私は2009年大学を退職後に以前から構想を練っていたデザイン工房を家具デザイン研究所に改称して、デザインと制作活動の第二の人生を歩み始めました。そうしようとしていた矢先、東京の芸術系大学に出していた末娘が卒業後、携帯の会社に勤めていた相手と結婚したのは良かったのですが、はてしない競争と配置換えやリストラの横行に見切りを付けて、急に退職を決断した婿と1才の孫を連れて戻ってきてしまったのでした。彼は将来自分の工房を持ちたいということで、私の下で職人修業をしたいと言い出したのです。私は若いころ職人の世界を垣間見た経験がありますが、一般に思われているようなユウトピアの世界と違って一人前の職人になるには大変なこと、最低5年、それも毎日、毎日、修練に追われてこれでもかと言うほどの過酷なものなのです。
私も相当悩みましたが、自宅の空き地にあったデザインのための模型や工芸品の工房に家具製造のための基本的木工機械を導入することを決断、予算の都合もあり、人の手に感触が伝わる中古の機械に限定、高度なIT機械は極力避けることを基本に12坪程度の機械場と組み立て場と塗装場を一つにまとめたようなコンパクトな工房から出発しました。最初は基本的な道具の使い方から入り、私の考案した教材を作ることから始めました。その後研究中の未完のウィンザーチェアを製作し直ししながら見て覚えるやり方(昔の職人は弟子を育てるやり方では自分の仕事を良く見ておけと怒鳴っておりました。)で始めたものですから私も大変な重労働を強いられるわけです。

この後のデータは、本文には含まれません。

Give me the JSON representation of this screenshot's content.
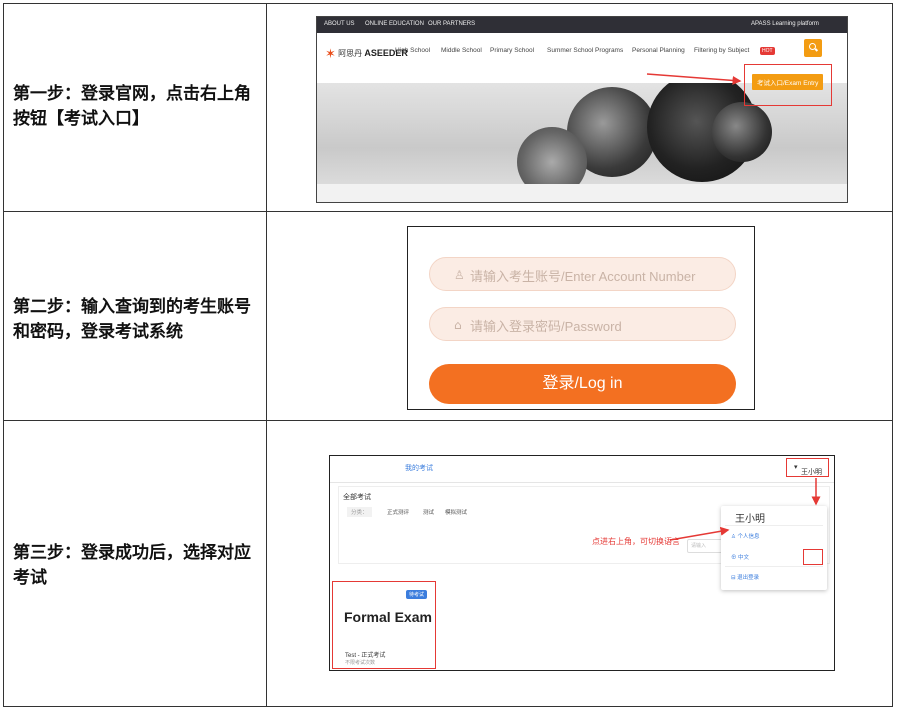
{
  "steps": [
    {
      "text": "第一步：登录官网，点击右上角按钮【考试入口】",
      "site": {
        "topbar": [
          "ABOUT US",
          "ONLINE EDUCATION",
          "OUR PARTNERS",
          "APASS Learning platform"
        ],
        "logo_cn": "阿思丹",
        "logo_brand": "ASEEDER",
        "menu": [
          "High School",
          "Middle School",
          "Primary School",
          "Summer School Programs",
          "Personal Planning",
          "Filtering by Subject"
        ],
        "hot_badge": "HOT",
        "search_icon": "search-icon",
        "exam_entry": "考试入口/Exam Entry",
        "accent_color": "#f39c12"
      }
    },
    {
      "text": "第二步：输入查询到的考生账号和密码，登录考试系统",
      "login": {
        "account_placeholder": "请输入考生账号/Enter Account Number",
        "password_placeholder": "请输入登录密码/Password",
        "login_button": "登录/Log in",
        "button_color": "#f37021",
        "user_icon": "user-icon",
        "lock_icon": "lock-icon"
      }
    },
    {
      "text": "第三步：登录成功后，选择对应考试",
      "exam": {
        "tab": "我的考试",
        "user": "王小明",
        "all_exams": "全部考试",
        "category_label": "分类：",
        "categories": [
          "正式测评",
          "测试",
          "模拟测试"
        ],
        "search_placeholder": "请输入",
        "hint": "点进右上角，可切换语言",
        "dropdown": {
          "name": "王小明",
          "items": [
            "个人信息",
            "中文",
            "退出登录"
          ]
        },
        "card": {
          "badge": "待考试",
          "title": "Formal Exam",
          "subtitle": "Test - 正式考试",
          "note": "不限考试次数"
        }
      }
    }
  ]
}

2年ほど過ぎたあたりで工房を娘婿名義にして4年目にはFDY工房家具展を開催できるほどになり、ほとんど彼に仕事を任せても良いくらいになりました。退職時に自分の思いなど書き溜めていたものをブログなどにしてはと思っていたことがやっとできるようになりました。

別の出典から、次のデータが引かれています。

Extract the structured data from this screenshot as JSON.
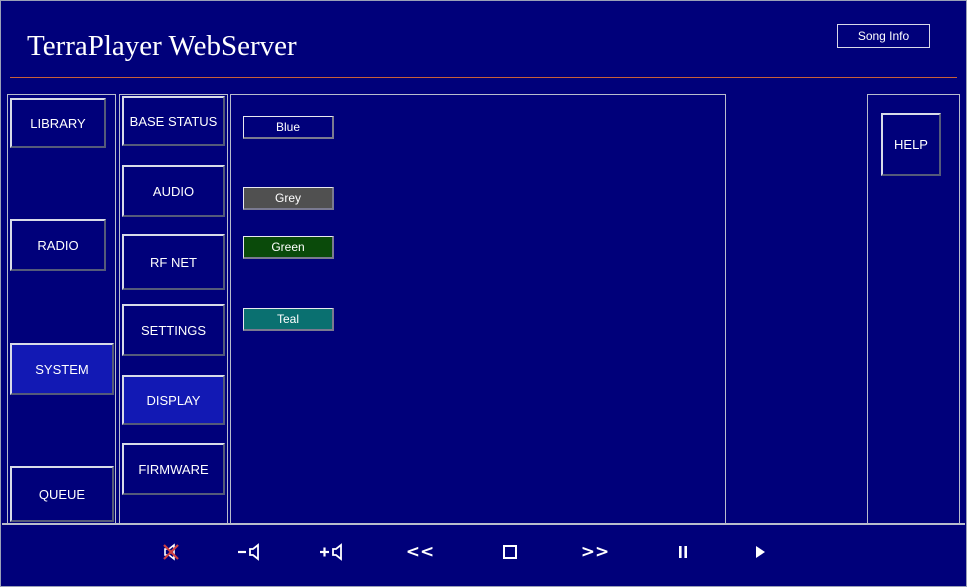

私が木工を目指したころには、もう半世紀ほど昔になってしまいましたが木工に関する解説書なるものは皆無といって良いほどでした。当時私が大切にしていた「新家具工芸家必携」森北出版株式会社くらいで家具を作れるようになるには大変なものでした。読んでもわからないことが職人になってみればわかるのではないか?デザインよりまず職人の世界を知ることだと考えたのです。当時本を書ける人といえば、学卒の学者さんであって職人が書いたものなどあろうはずがなかったのです。江戸時代はもちろん明治時代から昭和の太平洋戦争の時代までは職人の時代といって良いほどその考えが主流でした。しかし敗戦後一変します。学卒の評論家が大活躍する時代となり、大量生産の普及と価格競争のはてに職人は見捨てられるのに反比例するように職人の世界がユートピアとして語られるようになります。そういった時代に本当の職人の世界を体験し、垣間見ることができた私にこそできることがあるはず。職人になりきったつもりで家具作りに徹することで昔の職人が言いたかったこと、言えなくて悔しい思いをしていただろうと言うことなどがわかってきました。そういったことを今まで書き溜めてきたものの中から、選び出し、そこはかとなく日暮つづって行こうかと考えています。